El disidente, que en la era soviética fue confinado durante varios años a campos de trabajo forzado por razones políticas, es buscado por Rusia como extremista.
El influyente tártaro de Crimea recibió en 2014 un llamado de Vladimir Putin. El jefe del Kremlin quería saber qué se necesitaba para poner a los tártaros del lado de los rusos.
Djemilev cuenta que rechazó firmar un pacto con Moscú. Poco después se celebró el referéndum no reconocido a nivel internacional, y Crimea se unió a Rusia.
Hoy, Djemilev acusa a Putin de convertir Crimea en una fortaleza debido a la decisión de rearmar la base de la flota rusa del Mar Negro en la ciudad costera de Sebastopol.

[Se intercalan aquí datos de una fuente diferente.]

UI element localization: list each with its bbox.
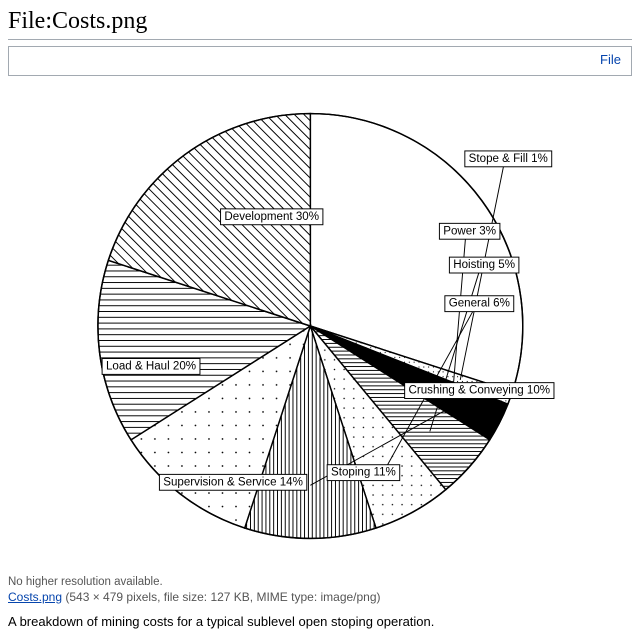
slice-label: Load & Haul 20% bbox=[106, 360, 196, 372]
no-higher-resolution-text: No higher resolution available. bbox=[8, 576, 632, 588]
tab-bar: File bbox=[8, 46, 632, 76]
file-detail: (543 × 479 pixels, file size: 127 KB, MI… bbox=[62, 590, 381, 604]
slice-label: General 6% bbox=[449, 298, 510, 310]
file-link[interactable]: Costs.png bbox=[8, 590, 62, 604]
slice-label: Stoping 11% bbox=[331, 467, 396, 479]
slice-label: Power 3% bbox=[443, 225, 496, 237]
slice-label: Stope & Fill 1% bbox=[469, 153, 548, 165]
pie-chart: Development 30% Stope & Fill 1% Power 3% Ho… bbox=[40, 86, 600, 566]
slice-label: Supervision & Service 14% bbox=[163, 476, 303, 488]
image-caption: A breakdown of mining costs for a typica… bbox=[8, 614, 632, 629]
tab-file[interactable]: File bbox=[600, 52, 621, 67]
file-meta: Costs.png (543 × 479 pixels, file size: … bbox=[8, 590, 632, 604]
slice-label: Crushing & Conveying 10% bbox=[409, 385, 551, 397]
slice-label: Hoisting 5% bbox=[453, 259, 515, 271]
slice-label: Development 30% bbox=[224, 211, 319, 223]
page-title: File:Costs.png bbox=[8, 8, 632, 40]
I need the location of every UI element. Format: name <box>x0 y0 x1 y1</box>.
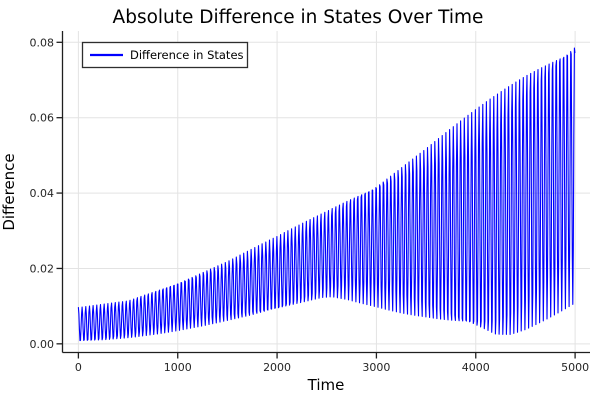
x-axis-label: Time <box>307 376 345 394</box>
x-tick-label: 5000 <box>561 361 589 374</box>
legend: Difference in States <box>81 41 249 69</box>
y-axis-label: Difference <box>0 153 18 230</box>
y-tick-label: 0.08 <box>30 36 55 49</box>
y-tick-label: 0.02 <box>30 262 55 275</box>
legend-box <box>81 41 249 69</box>
x-tick-label: 3000 <box>362 361 390 374</box>
y-tick-label: 0.00 <box>30 338 55 351</box>
y-tick-label: 0.04 <box>30 187 55 200</box>
axes-group <box>56 31 590 359</box>
x-tick-label: 2000 <box>263 361 291 374</box>
chart-title: Absolute Difference in States Over Time <box>113 7 484 28</box>
tick-labels-group: 0 1000 2000 3000 4000 5000 0.00 0.02 0.04 0.06 0.0… <box>30 36 590 374</box>
series-line-difference-in-states <box>77 47 576 342</box>
legend-label: Difference in States <box>130 48 244 62</box>
y-tick-label: 0.06 <box>30 112 55 125</box>
x-tick-label: 0 <box>75 361 82 374</box>
x-tick-label: 4000 <box>462 361 490 374</box>
x-tick-label: 1000 <box>164 361 192 374</box>
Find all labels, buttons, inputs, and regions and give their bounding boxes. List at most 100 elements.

Los rusos pudieron utilizar la ubicación estratégicamente favorable de la región para fines militares, incluso en la época ucraniana. Sin embargo, tras el cambio de poder en Kiev en 2014, Rusia temía perder esta base.
Djemilev afirma que entre 20.000 y 25.000 personas abandonaron Crimea tras la anexión. Él aconseja quedarse pero muchos de los que se han quedado creen que Djemilev es un traidor porque apoya las sanciones. Moscú está haciendo mucho para reducir al máximo las consecuencias de la anexión.
Los tártaros de Crimea tienen grandes reservas hacia los rusos, especialmente desde haber sido deportados en la Segunda Guerra Mundial. El dictador soviético Josef Stalin los envió a Asia Central como traidores porque supuestamente colaboraron con los nazis.
También debido a esta experiencia histórica, muchos tártaros de Crimea boicotearon el referéndum de 2014 sobre la unificación. Sin embargo, la mayoría ha aceptado el hecho de que rijan otras leyes, dice Ismailov, el muftí adjunto de la antigua mezquita.
El líder musulmán considera que «el peor error» de Kiev ha sido que nunca restituyó totalmente los derechos a los tártaros de Crimea. «La legislación rusa nos ha dado más que la ucraniana», sostiene. Hace cinco años, Putin ordenó la rehabilitación política de los tártaros.
El muftí adjunto señala que ahora los tártaros reciben sus parcelas de tierra, a diferencia de antes, ya que cuando Ucrania todavía estaba al mando, hubo repetidos conflictos porque los miembros de la minoría luchaban por la tierra.
Ya existen 370 mezquitas en la península, celebra Ismailov, aunque admite que bajo el liderazgo ruso todavía hay problemas y cuestiones abiertas.
Rusia, por otra parte, se apresura para que Crimea deje de depender del territorio continental ucraniano. Desde la anexión y debido a los inminentes bloqueos del lado ucraniano, los rusos han construido centrales eléctricas y estaciones de bombeo.
También se ha construido un aeropuerto ultramoderno, un puente que une la localidad costera de Kerch con Rusia continental y la autopista Tavrida.
Muchas cosas ya no son como antes. Por las sanciones occidentales, los cajeros automáticos ya no aceptan tarjetas internacionales, y tampoco todas las rusas.
La presión de Occidente es omnipresente. Donde antes la cadena de comida rápida estadounidense McDonald’s tenía una sucursal en el moderno edificio de la estación, se ha instalado un sencillo Avto Café. En lugar de un KFC, ahora hay un CFC en el centro: «Crimean Fried Chicken». El negocio podría ir mejor, se oye por todas partes.